Mahkemece yapılması gereken iş, dosya kapsamında dinlenen bordrolu tanık beyanları yeniden değerlendirilmeli, gerekmesi halinde uyuşmazlık konusu döneme ilişkin başkaca bordrolu çalışanların beyanlarına başvurulmalı, davacının davalı işyerinde talep edilen sürelerde çalışıp çalışmadığı esaslıca araştırılmalı ve deliller hep birlikte değerlendirilerek aydınlığa kavuşturulduktan sonra sonucuna göre bir karar verilmelidir.
Bu maddi ve hukuki olgular göz önünde tutulmaksızın yazılı şekilde hüküm kurulması usul ve yasaya aykırı olup bozma nedenidir.
O halde, davacı vekilinin bu yönleri amaçlayan temyiz itirazları kabul edilmeli ve ... Bölge Adliye Mahkemesi 10.Hukuk Dairesinin istinaf başvurusunun esastan reddine ilişkin kararı kaldırılarak, İlk Derece Mahkemesince verilen hüküm bozulmalıdır.
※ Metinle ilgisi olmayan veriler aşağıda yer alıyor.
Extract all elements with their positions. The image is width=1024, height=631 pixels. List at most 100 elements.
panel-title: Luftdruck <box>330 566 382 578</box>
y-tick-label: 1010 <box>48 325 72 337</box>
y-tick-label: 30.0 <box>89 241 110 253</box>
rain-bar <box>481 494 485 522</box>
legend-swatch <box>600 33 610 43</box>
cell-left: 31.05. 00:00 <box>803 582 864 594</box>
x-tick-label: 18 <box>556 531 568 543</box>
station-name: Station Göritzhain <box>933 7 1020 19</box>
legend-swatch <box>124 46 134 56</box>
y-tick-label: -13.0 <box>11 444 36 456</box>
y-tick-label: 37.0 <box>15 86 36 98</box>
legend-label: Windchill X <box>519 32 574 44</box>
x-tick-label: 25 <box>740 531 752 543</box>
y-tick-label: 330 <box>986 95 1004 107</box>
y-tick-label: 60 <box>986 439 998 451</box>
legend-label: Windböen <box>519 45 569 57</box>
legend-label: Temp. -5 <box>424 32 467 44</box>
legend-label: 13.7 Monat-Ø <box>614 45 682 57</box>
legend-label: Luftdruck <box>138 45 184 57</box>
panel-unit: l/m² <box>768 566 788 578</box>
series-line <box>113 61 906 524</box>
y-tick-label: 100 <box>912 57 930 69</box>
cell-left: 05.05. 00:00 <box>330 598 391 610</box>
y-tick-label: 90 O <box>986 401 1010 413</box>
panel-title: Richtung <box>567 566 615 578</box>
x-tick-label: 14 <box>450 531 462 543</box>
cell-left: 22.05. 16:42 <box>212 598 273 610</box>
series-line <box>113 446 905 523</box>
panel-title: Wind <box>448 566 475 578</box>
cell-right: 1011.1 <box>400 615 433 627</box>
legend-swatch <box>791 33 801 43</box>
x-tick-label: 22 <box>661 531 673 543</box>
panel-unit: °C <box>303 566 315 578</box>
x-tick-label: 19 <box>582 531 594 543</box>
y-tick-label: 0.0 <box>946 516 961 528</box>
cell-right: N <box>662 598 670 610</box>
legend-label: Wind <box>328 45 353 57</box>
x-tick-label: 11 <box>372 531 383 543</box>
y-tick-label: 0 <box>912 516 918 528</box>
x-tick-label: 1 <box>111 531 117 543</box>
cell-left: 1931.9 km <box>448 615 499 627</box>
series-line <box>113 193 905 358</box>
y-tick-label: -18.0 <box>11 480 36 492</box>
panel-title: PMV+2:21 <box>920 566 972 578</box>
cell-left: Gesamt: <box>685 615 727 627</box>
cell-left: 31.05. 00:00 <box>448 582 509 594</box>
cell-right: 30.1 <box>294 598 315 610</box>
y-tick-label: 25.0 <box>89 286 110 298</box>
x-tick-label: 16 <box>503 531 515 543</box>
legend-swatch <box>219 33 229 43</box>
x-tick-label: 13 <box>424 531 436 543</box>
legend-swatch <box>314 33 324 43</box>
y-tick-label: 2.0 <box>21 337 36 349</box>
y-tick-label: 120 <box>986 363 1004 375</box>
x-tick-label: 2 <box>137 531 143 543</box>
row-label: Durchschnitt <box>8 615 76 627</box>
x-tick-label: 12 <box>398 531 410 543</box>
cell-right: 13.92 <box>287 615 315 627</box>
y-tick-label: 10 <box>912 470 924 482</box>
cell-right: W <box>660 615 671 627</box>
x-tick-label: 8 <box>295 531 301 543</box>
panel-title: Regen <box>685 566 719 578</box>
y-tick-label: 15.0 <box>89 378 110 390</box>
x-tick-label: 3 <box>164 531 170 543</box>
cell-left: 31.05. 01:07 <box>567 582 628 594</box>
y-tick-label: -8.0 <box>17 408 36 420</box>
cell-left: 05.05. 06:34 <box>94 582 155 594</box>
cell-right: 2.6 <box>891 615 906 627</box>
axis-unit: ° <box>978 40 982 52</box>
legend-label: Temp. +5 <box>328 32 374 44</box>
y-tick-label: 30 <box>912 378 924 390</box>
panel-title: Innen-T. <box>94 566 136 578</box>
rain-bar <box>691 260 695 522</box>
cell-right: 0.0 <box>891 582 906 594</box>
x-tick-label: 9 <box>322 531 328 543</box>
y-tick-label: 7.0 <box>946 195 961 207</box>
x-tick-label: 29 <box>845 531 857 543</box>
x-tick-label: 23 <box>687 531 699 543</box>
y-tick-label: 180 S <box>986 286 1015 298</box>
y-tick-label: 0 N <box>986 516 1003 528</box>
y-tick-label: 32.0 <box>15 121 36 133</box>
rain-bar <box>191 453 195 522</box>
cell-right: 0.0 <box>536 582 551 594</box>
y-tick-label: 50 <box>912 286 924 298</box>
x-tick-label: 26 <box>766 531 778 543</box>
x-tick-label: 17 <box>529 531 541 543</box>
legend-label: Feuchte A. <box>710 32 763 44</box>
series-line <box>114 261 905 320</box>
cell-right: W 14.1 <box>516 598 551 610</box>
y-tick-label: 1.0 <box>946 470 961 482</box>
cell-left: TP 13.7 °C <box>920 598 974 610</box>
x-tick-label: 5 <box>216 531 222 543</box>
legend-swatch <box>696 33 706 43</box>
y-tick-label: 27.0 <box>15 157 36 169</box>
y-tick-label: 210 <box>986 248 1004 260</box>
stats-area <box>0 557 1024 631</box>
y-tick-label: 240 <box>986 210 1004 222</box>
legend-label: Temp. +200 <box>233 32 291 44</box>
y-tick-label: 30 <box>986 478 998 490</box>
SONUÇ : ... Bölge Adliye Mahkemesi 10.Hukuk Dairesi kararının, HMK'nın 373/1. maddesi gereğince kaldırılarak, temyiz edilen İlk Derece Mahkemesi hükmünün yukarıda açıklanan nedenlerle BOZULMASINA, temyiz harcının istek halinde davacıya iadesine, aşağıda yazılı temyiz harcının davalı şirketten alınmasına, dosyanın kararı veren İlk Derece Mahkemesine ve kararın bir örneğinin ilgili Bölge Adliye Mahkemesine gönderilmesine, 17/03/2022 gününde oybirliğiyle karar verildi.